To increase agility, Shopify is dismantling permanent teams tied to specific product surfaces. It's creating a centralized pool of high-impact individual contributors ('strategic ICs') who are deployed dynamically to own entire user journeys, a model exemplified by its acquisition of the MOLLY studio.

To move beyond static playbooks, treat your team's ways of working (e.g., meetings, frameworks) as a product. Define the problem they solve, for whom, and what success looks like. This approach allows for public reflection and iterative improvement based on whether the process is achieving its goal.

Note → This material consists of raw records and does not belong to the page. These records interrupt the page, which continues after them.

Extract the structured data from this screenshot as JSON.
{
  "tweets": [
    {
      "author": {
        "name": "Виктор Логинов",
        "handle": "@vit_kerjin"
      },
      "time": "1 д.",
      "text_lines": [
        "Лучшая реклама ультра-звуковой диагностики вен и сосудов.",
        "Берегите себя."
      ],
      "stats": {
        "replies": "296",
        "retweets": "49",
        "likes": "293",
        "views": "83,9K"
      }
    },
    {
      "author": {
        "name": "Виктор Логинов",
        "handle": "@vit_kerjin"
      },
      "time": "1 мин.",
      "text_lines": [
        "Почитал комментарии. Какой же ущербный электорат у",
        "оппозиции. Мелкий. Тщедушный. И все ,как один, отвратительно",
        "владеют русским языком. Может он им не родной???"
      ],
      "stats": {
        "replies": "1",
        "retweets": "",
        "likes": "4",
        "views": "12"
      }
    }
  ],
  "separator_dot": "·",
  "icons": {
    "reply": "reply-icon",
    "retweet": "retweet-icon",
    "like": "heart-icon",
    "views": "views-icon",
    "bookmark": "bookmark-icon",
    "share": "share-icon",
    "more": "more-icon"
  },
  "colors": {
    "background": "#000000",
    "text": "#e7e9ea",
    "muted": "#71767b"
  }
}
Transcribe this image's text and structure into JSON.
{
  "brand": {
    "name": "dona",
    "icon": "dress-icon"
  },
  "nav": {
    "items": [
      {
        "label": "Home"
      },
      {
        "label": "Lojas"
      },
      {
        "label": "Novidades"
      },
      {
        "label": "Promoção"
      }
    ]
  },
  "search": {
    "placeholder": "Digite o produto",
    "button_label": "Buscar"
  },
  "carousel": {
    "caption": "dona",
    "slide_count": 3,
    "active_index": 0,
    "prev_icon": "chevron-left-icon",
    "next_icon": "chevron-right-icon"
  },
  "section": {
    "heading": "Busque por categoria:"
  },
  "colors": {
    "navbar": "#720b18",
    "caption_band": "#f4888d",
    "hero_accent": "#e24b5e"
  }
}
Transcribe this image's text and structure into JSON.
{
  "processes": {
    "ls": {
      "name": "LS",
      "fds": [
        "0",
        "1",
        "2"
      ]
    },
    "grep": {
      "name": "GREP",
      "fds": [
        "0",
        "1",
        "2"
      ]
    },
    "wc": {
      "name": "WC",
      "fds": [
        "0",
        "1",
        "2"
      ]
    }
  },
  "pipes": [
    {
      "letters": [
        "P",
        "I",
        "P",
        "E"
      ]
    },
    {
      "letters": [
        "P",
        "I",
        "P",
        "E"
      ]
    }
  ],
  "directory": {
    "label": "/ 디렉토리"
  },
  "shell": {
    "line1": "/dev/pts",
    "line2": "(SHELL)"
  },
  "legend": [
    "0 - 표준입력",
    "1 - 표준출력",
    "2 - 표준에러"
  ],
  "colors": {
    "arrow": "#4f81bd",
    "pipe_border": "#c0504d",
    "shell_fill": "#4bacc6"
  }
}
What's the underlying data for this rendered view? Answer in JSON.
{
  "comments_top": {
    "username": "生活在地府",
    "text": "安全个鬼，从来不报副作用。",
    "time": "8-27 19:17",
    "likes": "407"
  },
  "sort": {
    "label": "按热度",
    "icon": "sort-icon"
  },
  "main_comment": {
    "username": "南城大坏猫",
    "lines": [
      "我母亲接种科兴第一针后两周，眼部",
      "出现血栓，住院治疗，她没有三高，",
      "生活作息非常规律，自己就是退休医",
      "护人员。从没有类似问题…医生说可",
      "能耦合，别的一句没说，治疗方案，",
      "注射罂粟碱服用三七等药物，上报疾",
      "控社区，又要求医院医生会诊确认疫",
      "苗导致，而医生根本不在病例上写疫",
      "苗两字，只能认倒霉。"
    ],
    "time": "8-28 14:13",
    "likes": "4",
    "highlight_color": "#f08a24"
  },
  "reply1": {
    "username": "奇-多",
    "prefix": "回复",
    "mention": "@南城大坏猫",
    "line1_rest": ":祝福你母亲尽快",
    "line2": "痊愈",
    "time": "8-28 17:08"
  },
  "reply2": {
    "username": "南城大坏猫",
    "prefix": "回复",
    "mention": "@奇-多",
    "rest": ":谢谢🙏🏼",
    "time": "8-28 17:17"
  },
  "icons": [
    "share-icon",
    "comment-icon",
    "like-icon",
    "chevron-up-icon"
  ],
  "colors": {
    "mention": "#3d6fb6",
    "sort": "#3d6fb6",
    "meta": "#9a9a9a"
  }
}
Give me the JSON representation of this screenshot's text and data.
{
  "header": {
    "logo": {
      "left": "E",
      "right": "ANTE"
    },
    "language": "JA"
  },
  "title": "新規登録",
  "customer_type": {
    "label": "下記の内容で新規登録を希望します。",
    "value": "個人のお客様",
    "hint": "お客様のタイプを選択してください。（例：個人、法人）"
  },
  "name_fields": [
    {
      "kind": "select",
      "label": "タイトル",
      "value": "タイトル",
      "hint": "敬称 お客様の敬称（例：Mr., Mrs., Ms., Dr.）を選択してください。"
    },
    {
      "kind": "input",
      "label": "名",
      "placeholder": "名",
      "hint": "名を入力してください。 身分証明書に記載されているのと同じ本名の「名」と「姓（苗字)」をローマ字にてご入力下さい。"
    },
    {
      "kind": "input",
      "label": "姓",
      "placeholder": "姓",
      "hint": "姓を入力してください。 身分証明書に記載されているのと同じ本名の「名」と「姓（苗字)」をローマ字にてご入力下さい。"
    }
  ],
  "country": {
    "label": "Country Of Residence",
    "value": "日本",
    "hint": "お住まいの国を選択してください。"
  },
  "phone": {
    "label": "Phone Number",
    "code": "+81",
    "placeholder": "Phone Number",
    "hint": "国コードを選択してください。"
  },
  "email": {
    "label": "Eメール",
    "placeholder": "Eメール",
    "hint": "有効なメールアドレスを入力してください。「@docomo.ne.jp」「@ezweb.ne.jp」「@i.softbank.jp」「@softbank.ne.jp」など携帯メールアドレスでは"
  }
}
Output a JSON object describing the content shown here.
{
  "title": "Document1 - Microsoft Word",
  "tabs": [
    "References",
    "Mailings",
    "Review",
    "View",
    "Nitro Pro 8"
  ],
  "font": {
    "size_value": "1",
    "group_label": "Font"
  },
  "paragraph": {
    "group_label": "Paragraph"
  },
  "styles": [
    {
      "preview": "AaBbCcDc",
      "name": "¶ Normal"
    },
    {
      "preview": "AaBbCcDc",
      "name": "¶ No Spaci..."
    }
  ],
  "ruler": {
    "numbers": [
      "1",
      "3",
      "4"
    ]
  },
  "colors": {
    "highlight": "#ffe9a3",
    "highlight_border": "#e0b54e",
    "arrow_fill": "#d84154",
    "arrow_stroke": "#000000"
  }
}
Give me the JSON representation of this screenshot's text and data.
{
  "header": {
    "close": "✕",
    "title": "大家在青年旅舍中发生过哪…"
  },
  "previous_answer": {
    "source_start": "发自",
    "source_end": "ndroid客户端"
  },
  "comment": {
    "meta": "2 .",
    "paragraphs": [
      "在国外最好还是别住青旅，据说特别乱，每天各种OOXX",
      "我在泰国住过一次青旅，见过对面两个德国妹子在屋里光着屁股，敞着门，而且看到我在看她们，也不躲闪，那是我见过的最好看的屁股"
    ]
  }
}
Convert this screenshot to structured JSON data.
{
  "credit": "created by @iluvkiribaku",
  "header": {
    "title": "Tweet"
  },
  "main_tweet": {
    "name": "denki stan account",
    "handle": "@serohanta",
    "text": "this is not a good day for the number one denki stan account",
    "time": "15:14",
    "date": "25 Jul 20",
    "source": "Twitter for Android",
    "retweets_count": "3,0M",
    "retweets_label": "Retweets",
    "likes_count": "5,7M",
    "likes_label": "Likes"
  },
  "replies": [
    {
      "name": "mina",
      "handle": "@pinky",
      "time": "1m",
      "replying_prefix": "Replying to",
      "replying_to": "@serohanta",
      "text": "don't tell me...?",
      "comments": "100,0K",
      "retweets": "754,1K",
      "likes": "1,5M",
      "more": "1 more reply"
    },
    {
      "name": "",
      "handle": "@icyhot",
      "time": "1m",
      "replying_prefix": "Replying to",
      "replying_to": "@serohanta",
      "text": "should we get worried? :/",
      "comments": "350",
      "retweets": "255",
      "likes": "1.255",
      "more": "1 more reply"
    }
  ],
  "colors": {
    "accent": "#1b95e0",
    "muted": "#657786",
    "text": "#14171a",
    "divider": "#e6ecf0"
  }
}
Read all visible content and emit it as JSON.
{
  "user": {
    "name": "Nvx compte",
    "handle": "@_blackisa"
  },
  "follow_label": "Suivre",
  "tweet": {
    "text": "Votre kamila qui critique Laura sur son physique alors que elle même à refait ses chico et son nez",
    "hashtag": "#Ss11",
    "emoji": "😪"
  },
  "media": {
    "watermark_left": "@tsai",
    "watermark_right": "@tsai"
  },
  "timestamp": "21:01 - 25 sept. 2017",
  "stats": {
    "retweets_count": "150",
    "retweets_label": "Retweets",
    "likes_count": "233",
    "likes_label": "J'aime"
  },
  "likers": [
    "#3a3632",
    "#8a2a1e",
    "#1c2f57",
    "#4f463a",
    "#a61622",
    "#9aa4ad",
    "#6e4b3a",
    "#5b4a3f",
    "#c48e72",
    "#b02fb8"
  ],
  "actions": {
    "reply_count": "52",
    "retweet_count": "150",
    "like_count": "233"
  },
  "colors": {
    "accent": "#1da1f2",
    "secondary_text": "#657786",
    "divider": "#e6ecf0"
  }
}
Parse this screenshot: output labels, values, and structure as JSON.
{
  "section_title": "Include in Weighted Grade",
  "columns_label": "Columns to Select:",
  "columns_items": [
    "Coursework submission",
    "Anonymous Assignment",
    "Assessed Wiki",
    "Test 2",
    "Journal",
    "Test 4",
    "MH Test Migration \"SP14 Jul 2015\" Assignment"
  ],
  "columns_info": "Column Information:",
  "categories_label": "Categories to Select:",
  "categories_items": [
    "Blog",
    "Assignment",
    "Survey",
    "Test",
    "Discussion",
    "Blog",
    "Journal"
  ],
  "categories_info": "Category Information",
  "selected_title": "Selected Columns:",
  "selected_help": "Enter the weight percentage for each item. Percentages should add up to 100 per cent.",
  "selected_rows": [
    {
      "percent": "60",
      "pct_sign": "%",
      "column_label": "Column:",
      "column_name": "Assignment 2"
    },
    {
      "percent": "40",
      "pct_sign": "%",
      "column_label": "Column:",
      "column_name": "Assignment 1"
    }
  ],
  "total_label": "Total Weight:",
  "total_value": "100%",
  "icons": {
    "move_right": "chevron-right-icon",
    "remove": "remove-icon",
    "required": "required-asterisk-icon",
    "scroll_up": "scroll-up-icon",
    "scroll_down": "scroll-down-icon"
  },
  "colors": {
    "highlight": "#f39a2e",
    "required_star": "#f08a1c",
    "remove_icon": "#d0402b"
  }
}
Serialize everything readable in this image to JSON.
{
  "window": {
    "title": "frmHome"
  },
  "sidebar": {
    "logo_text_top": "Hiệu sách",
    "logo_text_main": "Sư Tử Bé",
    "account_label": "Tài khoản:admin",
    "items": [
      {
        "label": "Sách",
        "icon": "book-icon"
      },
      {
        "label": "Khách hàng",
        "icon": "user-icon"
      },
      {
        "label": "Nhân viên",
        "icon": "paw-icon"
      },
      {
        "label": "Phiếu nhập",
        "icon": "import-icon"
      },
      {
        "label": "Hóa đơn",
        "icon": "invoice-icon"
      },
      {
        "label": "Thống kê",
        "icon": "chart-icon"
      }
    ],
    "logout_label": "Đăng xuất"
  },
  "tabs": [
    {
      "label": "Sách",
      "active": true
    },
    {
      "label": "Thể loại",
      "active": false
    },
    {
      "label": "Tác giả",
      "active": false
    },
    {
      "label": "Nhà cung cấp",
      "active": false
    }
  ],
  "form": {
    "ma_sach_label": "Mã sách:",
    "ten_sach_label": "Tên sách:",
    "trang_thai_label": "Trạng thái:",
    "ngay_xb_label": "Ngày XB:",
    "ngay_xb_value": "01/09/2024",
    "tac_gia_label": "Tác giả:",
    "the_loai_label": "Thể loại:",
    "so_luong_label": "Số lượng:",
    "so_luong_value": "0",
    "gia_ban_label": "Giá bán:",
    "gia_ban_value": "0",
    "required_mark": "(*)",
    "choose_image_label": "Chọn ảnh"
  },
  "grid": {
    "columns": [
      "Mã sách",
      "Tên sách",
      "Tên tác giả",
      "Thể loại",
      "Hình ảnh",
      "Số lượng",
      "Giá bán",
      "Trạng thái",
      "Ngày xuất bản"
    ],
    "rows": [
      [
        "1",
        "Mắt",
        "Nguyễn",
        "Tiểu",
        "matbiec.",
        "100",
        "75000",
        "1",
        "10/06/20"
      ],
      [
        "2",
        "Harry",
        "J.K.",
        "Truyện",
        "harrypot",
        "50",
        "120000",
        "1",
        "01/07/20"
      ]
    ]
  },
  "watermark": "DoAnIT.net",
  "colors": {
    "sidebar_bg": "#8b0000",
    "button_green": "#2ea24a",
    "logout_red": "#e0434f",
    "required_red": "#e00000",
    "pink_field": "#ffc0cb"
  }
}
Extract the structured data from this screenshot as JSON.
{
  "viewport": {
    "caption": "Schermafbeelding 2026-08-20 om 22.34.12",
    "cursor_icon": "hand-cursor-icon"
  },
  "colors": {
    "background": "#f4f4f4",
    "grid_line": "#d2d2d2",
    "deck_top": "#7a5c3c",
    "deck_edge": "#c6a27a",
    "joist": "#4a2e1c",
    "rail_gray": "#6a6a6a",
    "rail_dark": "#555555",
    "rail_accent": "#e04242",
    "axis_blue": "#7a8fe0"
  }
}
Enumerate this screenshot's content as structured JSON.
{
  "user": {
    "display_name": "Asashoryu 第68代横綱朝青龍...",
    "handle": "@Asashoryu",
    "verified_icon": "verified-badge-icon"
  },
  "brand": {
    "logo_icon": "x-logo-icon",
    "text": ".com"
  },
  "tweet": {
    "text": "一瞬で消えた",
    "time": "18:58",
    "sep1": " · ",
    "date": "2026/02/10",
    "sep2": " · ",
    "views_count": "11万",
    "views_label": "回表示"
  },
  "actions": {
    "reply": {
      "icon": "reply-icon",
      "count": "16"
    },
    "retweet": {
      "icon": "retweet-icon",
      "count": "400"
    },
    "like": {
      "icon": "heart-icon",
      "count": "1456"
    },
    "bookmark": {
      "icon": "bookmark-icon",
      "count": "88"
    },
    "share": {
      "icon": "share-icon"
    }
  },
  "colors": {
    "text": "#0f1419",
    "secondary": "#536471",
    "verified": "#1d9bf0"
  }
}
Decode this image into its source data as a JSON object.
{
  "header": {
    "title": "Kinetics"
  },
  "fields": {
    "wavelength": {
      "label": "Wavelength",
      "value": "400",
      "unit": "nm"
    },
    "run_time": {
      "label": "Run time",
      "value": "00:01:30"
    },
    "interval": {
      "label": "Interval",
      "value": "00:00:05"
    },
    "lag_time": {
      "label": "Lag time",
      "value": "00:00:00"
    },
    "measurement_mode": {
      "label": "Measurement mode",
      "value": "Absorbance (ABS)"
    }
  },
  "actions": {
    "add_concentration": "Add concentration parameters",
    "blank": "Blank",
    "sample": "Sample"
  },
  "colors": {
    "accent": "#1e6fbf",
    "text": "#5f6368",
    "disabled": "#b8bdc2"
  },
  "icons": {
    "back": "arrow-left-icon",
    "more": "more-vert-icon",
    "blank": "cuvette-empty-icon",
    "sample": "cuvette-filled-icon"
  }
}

In an AI-driven world, product teams should operate like a busy shipyard: seemingly chaotic but underpinned by high skill and careful communication. This cross-functional pod (PM, Eng, Design, Research, Data, Marketing) collaborates constantly, breaking down traditional processes like standups.

The team avoids traditional design reviews and handoffs, fostering a "process-allergic" culture where everyone obsessively builds and iterates directly on the product. This chaotic but passionate approach is key to their speed and quality, allowing them to move fast, make mistakes, and fix them quickly.

Company-wide processes like annual planning often become bland and unopinionated to appease all stakeholders and avoid criticism. In contrast, companies with strong cultures often have opinionated leaders who champion specific, quirky rituals, which infuses the entire organization with a distinct and effective character.

The company's design leadership is pushing back against justifying design solely through business metrics, arguing it signals a lack of confidence in craft. They foster a culture where the primary measure of success is the team's own high bar for taste, trusting this will ultimately drive long-term value.

Countering conventional wisdom, Shopify's design leader argues that deep, long-held context often leads to incrementalism. He believes designers can onboard to new problems quickly, and their resulting naivety and fresh perspective are more valuable assets for driving true innovation.

Leaders readily design tangible elements like incentives, job ladders, and meeting agendas. However, they often feel uncomfortable with the idea of intentionally designing the overall "process" or "environment," fearing it's overly controlling or manipulative, despite it being a logical extension of their other design activities.

The traditional "assembly line" model of product development (PM -> Design -> Eng) fails with AI. Instead, teams must operate like a "jazz band," where roles are fluid, members "riff" off each other's work, and territorialism is a failure mode. PMs might code and designers might write specs.